Ich wurde hochgradig hörgeschädigt geboren und hatte während meiner gesamten Schulzeit mit Sprachbarrieren zu kämpfen. Ich wurde auf eine allgemeinbildende Schule geschickt und auf Englisch unterrichtet, ohne Unterstützung durch Gebärdensprache. Ich war der einzige gehörlose Schüler und daher sowohl im Klassenzimmer als auch auf dem Schulhof isoliert. Erst als ich 16 Jahre alt war, bekam ich die Möglichkeit, Gebärdensprache zu lernen, als eine Gehörlosenlehrerin an meine Schule kam. Sie half mir, meine Kenntnisse der Britischen Gebärdensprache (BSL) zu verbessern, und ermutigte mich, mich mit anderen Gebärdensprachbenutzern zu treffen. BSL wurde später meine Hauptsprache.

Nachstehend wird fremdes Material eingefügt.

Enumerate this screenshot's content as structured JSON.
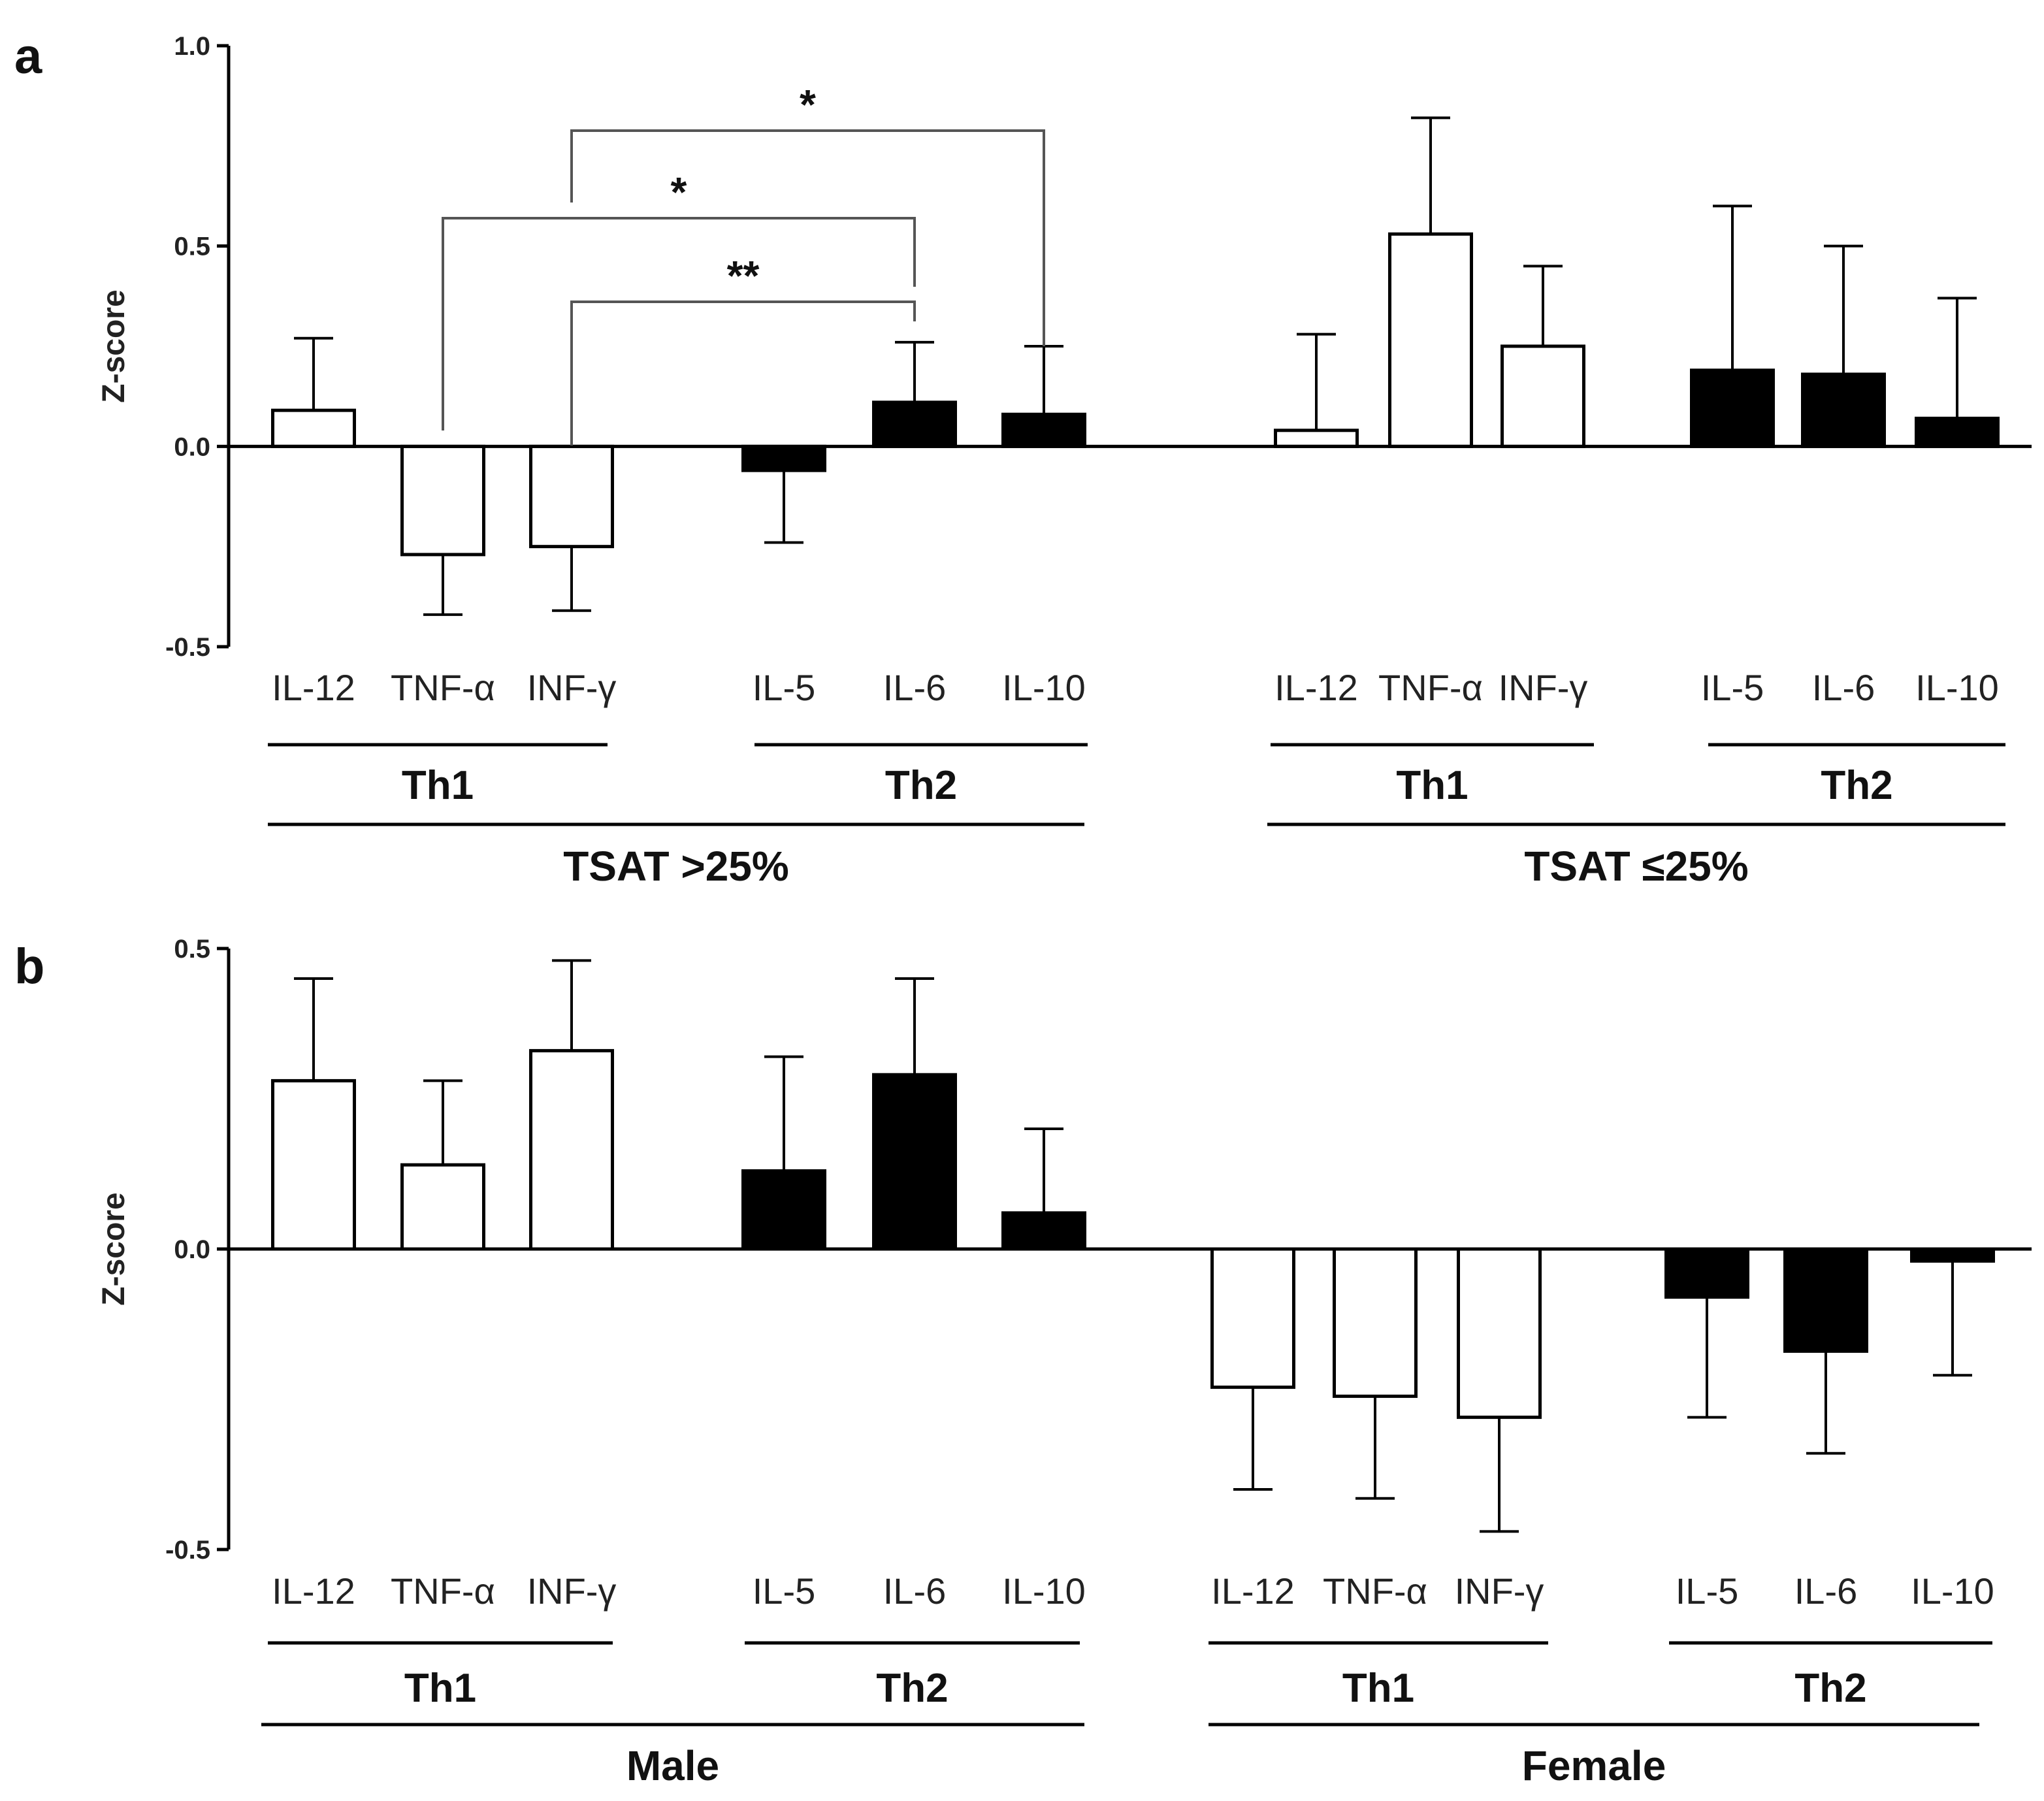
{
  "chart_data": [
    {
      "type": "bar",
      "panel": "a",
      "ylabel": "Z-score",
      "ylim": [
        -0.5,
        1.0
      ],
      "yticks": [
        "1.0",
        "0.5",
        "0.0",
        "-0.5"
      ],
      "ytick_values": [
        1.0,
        0.5,
        0.0,
        -0.5
      ],
      "groups": [
        {
          "super_label": "TSAT >25%",
          "subgroups": [
            {
              "label": "Th1",
              "fill": "#ffffff",
              "bars": [
                {
                  "category": "IL-12",
                  "value": 0.09,
                  "error": 0.18
                },
                {
                  "category": "TNF-α",
                  "value": -0.27,
                  "error": 0.15
                },
                {
                  "category": "INF-γ",
                  "value": -0.25,
                  "error": 0.16
                }
              ]
            },
            {
              "label": "Th2",
              "fill": "#000000",
              "bars": [
                {
                  "category": "IL-5",
                  "value": -0.06,
                  "error": 0.18
                },
                {
                  "category": "IL-6",
                  "value": 0.11,
                  "error": 0.15
                },
                {
                  "category": "IL-10",
                  "value": 0.08,
                  "error": 0.17
                }
              ]
            }
          ]
        },
        {
          "super_label": "TSAT ≤25%",
          "subgroups": [
            {
              "label": "Th1",
              "fill": "#ffffff",
              "bars": [
                {
                  "category": "IL-12",
                  "value": 0.04,
                  "error": 0.24
                },
                {
                  "category": "TNF-α",
                  "value": 0.53,
                  "error": 0.29
                },
                {
                  "category": "INF-γ",
                  "value": 0.25,
                  "error": 0.2
                }
              ]
            },
            {
              "label": "Th2",
              "fill": "#000000",
              "bars": [
                {
                  "category": "IL-5",
                  "value": 0.19,
                  "error": 0.41
                },
                {
                  "category": "IL-6",
                  "value": 0.18,
                  "error": 0.32
                },
                {
                  "category": "IL-10",
                  "value": 0.07,
                  "error": 0.3
                }
              ]
            }
          ]
        }
      ],
      "annotations": [
        {
          "from": "INF-γ",
          "to": "IL-10",
          "group": 0,
          "label": "*"
        },
        {
          "from": "TNF-α",
          "to": "IL-6",
          "group": 0,
          "label": "*"
        },
        {
          "from": "INF-γ",
          "to": "IL-6",
          "group": 0,
          "label": "**"
        }
      ]
    },
    {
      "type": "bar",
      "panel": "b",
      "ylabel": "Z-score",
      "ylim": [
        -0.5,
        0.5
      ],
      "yticks": [
        "0.5",
        "0.0",
        "-0.5"
      ],
      "ytick_values": [
        0.5,
        0.0,
        -0.5
      ],
      "groups": [
        {
          "super_label": "Male",
          "subgroups": [
            {
              "label": "Th1",
              "fill": "#ffffff",
              "bars": [
                {
                  "category": "IL-12",
                  "value": 0.28,
                  "error": 0.17
                },
                {
                  "category": "TNF-α",
                  "value": 0.14,
                  "error": 0.14
                },
                {
                  "category": "INF-γ",
                  "value": 0.33,
                  "error": 0.15
                }
              ]
            },
            {
              "label": "Th2",
              "fill": "#000000",
              "bars": [
                {
                  "category": "IL-5",
                  "value": 0.13,
                  "error": 0.19
                },
                {
                  "category": "IL-6",
                  "value": 0.29,
                  "error": 0.16
                },
                {
                  "category": "IL-10",
                  "value": 0.06,
                  "error": 0.14
                }
              ]
            }
          ]
        },
        {
          "super_label": "Female",
          "subgroups": [
            {
              "label": "Th1",
              "fill": "#ffffff",
              "bars": [
                {
                  "category": "IL-12",
                  "value": -0.23,
                  "error": 0.17
                },
                {
                  "category": "TNF-α",
                  "value": -0.245,
                  "error": 0.17
                },
                {
                  "category": "INF-γ",
                  "value": -0.28,
                  "error": 0.19
                }
              ]
            },
            {
              "label": "Th2",
              "fill": "#000000",
              "bars": [
                {
                  "category": "IL-5",
                  "value": -0.08,
                  "error": 0.2
                },
                {
                  "category": "IL-6",
                  "value": -0.17,
                  "error": 0.17
                },
                {
                  "category": "IL-10",
                  "value": -0.02,
                  "error": 0.19
                }
              ]
            }
          ]
        }
      ],
      "annotations": []
    }
  ]
}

Trotz der Sprachbarriere schaffte ich es, mein Studium erfolgreich abzuschliessen und meinen Traum, Architekt zu werden, an der Glasgow School of Art zu verwirklichen. Aber dieser nächste Schritt brachte auch Herausforderungen mit sich, denn um erfolgreich zu sein, brauchte ich einen langfristigen Dolmetscher, was schwierig zu finden war, und so musste ich auf jeden verfügbaren Dolmetscher zurückgreifen, anstatt einen fest angestellten Dolmetscher zu engagieren. Aber ich habe diese Herausforderungen gemeistert, meine Qualifikation erworben, angefangen zu arbeiten und jetzt habe ich meine Teil-3-Prüfung bestanden und damit meinen Traum verwirklicht.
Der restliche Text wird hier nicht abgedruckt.